Relative levels of mature microRNAs (miRNAs) were measured using multiplexed specific TaqMan miRNA assays and normalized to an average of 3 spike-ins (cel-miR-39, cel-miR-54, and cel-miR-238). Levels of (A) miR-150 are significantly different between disease groups, while (B) there was no difference between levels of miR-145. Levels of miR-150 are also (C) higher in patients with CIS who converted to MS (CIS-MS) compared to those who never converted and (D) can discriminate MS from noninflammatory neurologic disease controls (NINDCs) based on receiver operating characteristic (ROC) curve analysis. Graph intersection indicates the cutoff value for miR-150 that proved the best specificity and sensitivity. Levels of miR-150 in relation to descriptive disease parameters (E) oligoclonal bands (OCB), (F) relapse and remission, (G) number of MRI lesions, and (H) subsequent treatment with natalizumab. Lines in dot plots represent median and interquartile range. *p < 0.05, **p < 0.01, ***p < 0.001. INDC = inflammatory neurologic disease controls.

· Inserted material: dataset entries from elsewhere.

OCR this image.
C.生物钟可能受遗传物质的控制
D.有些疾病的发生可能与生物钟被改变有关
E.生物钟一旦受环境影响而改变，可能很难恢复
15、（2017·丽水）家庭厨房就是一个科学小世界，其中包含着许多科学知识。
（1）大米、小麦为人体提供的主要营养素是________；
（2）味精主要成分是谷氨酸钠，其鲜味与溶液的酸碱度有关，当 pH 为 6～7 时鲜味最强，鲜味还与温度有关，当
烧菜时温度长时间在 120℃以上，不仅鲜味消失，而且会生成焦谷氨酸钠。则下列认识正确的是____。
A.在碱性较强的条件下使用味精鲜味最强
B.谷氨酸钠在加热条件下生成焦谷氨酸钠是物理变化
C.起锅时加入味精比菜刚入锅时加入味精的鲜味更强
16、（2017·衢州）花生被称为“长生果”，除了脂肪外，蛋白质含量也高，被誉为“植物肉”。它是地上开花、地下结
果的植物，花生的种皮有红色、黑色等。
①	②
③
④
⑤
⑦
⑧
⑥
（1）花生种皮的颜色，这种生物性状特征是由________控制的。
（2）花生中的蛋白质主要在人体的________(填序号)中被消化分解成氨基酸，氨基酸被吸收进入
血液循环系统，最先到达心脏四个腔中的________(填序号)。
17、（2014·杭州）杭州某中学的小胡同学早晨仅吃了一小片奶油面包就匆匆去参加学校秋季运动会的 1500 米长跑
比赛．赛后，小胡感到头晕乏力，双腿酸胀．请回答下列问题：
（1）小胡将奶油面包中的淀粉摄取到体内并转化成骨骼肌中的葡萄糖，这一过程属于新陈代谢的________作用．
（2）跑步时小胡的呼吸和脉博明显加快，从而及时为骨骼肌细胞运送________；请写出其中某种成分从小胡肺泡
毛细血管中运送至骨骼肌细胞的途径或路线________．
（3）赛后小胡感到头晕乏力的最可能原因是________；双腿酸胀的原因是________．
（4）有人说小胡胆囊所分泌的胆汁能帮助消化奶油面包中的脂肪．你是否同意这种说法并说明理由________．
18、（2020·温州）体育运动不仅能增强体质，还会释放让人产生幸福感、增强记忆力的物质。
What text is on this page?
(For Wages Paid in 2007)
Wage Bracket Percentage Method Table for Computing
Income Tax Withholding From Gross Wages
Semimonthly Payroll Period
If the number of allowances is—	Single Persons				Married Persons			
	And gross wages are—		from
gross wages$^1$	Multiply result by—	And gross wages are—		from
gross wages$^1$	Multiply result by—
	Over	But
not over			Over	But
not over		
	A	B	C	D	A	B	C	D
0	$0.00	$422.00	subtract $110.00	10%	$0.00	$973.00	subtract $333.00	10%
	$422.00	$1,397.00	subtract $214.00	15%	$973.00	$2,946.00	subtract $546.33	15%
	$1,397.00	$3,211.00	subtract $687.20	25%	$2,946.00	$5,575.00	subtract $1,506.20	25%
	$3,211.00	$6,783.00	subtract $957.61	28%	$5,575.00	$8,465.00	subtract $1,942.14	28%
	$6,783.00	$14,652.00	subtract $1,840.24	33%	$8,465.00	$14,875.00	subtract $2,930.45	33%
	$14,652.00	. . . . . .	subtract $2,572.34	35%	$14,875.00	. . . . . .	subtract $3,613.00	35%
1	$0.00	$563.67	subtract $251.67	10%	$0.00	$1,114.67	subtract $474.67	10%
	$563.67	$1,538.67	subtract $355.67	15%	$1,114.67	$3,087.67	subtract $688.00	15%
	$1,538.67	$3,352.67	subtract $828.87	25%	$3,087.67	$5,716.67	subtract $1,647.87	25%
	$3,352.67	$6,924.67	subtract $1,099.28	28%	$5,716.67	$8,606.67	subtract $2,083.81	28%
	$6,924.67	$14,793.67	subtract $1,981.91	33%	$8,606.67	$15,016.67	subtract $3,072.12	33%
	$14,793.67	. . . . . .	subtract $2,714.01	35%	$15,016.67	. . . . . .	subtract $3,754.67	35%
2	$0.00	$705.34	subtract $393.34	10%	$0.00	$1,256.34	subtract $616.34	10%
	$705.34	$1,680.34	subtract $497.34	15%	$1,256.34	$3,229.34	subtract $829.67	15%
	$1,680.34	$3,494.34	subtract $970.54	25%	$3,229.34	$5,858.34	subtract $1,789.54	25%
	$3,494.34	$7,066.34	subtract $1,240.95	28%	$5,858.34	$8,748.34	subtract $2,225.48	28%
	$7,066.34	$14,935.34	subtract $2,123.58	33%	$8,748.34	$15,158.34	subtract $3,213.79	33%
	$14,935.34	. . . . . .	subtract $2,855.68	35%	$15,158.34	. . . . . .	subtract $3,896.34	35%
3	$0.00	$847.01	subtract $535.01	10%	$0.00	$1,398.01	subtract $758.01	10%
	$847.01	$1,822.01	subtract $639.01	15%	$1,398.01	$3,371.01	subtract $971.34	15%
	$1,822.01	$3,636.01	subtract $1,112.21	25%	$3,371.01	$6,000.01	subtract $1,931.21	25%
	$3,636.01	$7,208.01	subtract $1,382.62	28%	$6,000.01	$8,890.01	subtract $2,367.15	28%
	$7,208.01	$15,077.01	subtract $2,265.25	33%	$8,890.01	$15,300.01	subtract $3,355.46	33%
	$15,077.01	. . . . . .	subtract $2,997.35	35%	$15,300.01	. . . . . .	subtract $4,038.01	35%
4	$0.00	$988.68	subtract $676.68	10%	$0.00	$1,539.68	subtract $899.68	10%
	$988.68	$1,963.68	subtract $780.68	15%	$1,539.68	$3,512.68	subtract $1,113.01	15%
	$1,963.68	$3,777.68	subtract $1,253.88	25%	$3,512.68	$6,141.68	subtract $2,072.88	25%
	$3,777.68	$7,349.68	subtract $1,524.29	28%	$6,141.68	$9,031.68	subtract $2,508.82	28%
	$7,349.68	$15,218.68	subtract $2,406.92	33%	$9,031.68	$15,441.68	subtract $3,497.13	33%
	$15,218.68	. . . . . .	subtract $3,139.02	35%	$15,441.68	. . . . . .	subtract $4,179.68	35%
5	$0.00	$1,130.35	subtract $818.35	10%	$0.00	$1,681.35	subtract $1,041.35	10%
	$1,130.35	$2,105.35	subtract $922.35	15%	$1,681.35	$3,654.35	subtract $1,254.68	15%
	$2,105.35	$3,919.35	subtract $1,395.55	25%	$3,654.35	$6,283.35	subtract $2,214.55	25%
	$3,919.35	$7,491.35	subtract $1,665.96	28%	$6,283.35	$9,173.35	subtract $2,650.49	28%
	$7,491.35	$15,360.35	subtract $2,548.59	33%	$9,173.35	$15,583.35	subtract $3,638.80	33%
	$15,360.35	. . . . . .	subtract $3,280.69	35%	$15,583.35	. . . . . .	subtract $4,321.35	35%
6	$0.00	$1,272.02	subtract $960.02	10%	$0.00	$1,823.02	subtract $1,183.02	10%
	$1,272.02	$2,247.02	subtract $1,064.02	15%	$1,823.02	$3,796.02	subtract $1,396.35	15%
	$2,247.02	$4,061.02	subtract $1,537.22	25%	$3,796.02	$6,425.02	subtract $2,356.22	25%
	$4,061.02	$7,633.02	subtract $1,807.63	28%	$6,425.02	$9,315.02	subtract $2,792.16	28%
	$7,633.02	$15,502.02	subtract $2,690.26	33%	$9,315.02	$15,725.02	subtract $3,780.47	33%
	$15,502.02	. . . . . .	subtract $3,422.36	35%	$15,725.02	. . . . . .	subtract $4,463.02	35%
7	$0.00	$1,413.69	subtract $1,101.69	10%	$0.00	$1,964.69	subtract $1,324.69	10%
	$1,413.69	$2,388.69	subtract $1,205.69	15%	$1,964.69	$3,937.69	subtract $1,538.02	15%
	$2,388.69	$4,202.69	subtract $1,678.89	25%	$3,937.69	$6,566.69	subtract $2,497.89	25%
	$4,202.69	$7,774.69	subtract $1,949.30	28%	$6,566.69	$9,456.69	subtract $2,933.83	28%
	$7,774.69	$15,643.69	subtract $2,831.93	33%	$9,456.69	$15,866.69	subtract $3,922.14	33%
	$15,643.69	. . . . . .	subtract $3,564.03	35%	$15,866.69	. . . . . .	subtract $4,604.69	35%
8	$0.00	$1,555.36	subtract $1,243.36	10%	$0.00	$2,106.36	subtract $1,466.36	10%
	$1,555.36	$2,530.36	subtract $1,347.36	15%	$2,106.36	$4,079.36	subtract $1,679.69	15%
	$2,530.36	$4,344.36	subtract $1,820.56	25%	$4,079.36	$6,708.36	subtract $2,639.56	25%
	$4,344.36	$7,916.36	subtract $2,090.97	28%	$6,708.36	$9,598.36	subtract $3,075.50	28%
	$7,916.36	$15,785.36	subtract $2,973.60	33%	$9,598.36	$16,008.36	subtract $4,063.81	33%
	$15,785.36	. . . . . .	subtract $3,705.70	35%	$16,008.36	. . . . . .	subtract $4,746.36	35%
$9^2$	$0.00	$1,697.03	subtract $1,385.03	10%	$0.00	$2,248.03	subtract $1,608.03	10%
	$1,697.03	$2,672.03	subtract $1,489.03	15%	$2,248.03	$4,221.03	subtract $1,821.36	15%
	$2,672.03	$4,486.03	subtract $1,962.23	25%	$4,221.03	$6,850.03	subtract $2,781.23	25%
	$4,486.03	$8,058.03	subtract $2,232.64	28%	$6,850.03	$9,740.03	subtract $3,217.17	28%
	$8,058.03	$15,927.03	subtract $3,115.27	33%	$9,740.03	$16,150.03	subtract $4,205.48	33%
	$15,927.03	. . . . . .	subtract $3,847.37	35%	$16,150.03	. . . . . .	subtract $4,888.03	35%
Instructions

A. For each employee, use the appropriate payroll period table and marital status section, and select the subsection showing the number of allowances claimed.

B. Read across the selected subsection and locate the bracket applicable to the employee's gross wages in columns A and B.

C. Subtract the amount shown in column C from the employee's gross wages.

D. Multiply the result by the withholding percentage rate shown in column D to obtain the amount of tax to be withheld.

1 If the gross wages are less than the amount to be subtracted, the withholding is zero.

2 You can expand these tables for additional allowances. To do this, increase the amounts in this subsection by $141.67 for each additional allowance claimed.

To explore the relation of miR-150 to MS disease processes, we correlated miR-150 with established laboratory markers of disease. We observed significantly higher levels of miR-150 in patients with OCBs compared to OCB-negative patients (p = 0.0003) (figure 1E). High levels of miR-150 correlated with higher CSF cell numbers (p < 0.0001, r = 0.33) and higher IgG index (p < 0.0001, r = 0.33) (table 2), indicating that miR-150 associates with active inflammation. In contrast, miR-150 levels did not correlate with the number of MRI T2 lesions and EDSS score (figure 1F, table 2) and there was only a tendency for higher miR-150 levels in relapse (p = 0.1) (figure 1G). However, patients with RRMS who subsequently initiated treatment with natalizumab displayed higher levels compared to all other patients with RRMS (p = 0.022) (figure 1H) and this effect was independent from the number of MRI T2 lesions (p = 0.038). Finally, we also investigated the relationship between miR-150 levels and candidate CSF biomarkers for MS, CXCL13, MMP-9, OPN, and NFL. We observed that higher levels of miR-150 correlate with higher levels of CXCL13 (p < 0.0001, r = 0.44), MMP-9 (p < 0.0001, r = 0.31), and OPN (p = 0.008, r = 0.26) (table 2). Together these results indicate that miR-150 is a marker of CNS inflammation.

View this table:
Table 2

Correlations with clinical and paraclinical parameters and candidate biomarkers

Effect of DMDs on miR-150 levels in CSF and plasma.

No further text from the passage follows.